Neither the school nor the health department will identify the student because of HIPAA laws, but we know the student started showing signs Tuesday and died Wednesday morning.

Now, parents are taking an alert about the student's death seriously.

"I'm just terribly, terribly sorry for the family. Terribly sorry," said parent Caroline Sherman.

Sherman got the terrible news from an automated call from the school. The message said that a student died from meningococcal disease.

"The call said that there was very sad news that a student had -- a ninth grader had passed away," said Sherman. 

Sherman, who has a sophomore and senior at the school, says the call explained the health department was involved.

"It's not airborne. It doesn't live for a long time on door knobs and other hard surfaces," said Orange County Health Director Dr. Colleen Bridger. "The primary route of transmission is direct contact with the saliva."

Bridger said, though test results on the student are pending, at this time it appears the student died from a blood bacterial infection rather than meningitis.
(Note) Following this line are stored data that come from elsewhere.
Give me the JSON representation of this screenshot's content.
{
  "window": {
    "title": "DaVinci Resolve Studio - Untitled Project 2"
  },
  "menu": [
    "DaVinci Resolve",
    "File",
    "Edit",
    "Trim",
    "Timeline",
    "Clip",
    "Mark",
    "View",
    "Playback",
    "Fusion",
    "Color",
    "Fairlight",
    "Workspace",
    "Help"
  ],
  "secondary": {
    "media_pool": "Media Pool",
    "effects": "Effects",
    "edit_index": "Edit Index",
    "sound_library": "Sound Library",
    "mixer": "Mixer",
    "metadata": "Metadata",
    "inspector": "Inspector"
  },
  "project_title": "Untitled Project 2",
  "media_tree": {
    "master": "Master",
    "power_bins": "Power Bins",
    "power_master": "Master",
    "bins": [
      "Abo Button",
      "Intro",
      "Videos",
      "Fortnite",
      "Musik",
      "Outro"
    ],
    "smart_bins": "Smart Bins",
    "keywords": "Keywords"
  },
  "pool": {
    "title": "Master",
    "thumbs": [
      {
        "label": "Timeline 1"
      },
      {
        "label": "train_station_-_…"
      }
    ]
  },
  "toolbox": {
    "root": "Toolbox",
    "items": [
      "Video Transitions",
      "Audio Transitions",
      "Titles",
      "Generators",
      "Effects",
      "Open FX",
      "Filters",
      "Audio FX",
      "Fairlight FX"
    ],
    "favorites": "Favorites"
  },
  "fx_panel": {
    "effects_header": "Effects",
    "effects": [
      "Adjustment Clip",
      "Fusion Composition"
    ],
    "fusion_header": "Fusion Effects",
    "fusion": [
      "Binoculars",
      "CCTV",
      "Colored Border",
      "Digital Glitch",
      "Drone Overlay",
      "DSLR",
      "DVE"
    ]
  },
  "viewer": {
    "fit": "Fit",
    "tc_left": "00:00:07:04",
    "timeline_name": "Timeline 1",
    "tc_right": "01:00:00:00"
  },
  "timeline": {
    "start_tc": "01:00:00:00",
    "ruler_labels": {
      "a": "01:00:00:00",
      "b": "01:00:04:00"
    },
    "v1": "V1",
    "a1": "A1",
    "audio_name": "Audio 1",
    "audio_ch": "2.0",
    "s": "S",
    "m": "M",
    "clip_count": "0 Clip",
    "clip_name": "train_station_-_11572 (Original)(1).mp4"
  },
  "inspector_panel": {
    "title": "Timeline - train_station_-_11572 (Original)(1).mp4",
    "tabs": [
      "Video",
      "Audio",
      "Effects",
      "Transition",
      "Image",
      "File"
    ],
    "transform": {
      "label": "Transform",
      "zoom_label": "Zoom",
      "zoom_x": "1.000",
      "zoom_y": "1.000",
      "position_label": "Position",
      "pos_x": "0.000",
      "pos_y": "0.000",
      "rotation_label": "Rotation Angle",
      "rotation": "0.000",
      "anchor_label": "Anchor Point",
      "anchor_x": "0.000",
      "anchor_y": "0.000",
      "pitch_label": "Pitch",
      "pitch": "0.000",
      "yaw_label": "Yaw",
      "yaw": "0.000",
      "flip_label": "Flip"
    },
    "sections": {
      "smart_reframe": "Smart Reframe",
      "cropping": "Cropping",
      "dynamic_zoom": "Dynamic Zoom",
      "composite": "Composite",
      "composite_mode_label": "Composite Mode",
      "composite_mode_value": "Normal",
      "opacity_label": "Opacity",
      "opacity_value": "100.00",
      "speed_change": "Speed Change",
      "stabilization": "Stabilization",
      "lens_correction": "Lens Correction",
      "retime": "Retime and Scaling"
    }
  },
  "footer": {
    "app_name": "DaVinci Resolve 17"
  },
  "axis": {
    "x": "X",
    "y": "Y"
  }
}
Like meningitis, meningococcal disease is passed through saliva.

"Kissing somebody, drinking after somebody, smoking the same cigarette as somebody, those types of things are what we worry about when we think about transmission," said Bridger.

Symptoms are flu-like and include fatigue and diarrhea. Health officials believe the student was exposed between Feb, 11 - 18. Now, they are working to identify relatives and close friends who might have come in contact.

"We've got nurses still working now to reach out to people who we think have come in contact with the student," said Bridger.

14 people believed to have come in contact with the student are being treated with antibiotics. The health department is urging those who think they might have come in contact with the student to contact their health provider and get an antibiotic. They say, if you're concerned and don't have a health provider, they'll help.

Meantime, the student's classmates have expressed condolences on social media. They're wearing the color red Thursday in his honor.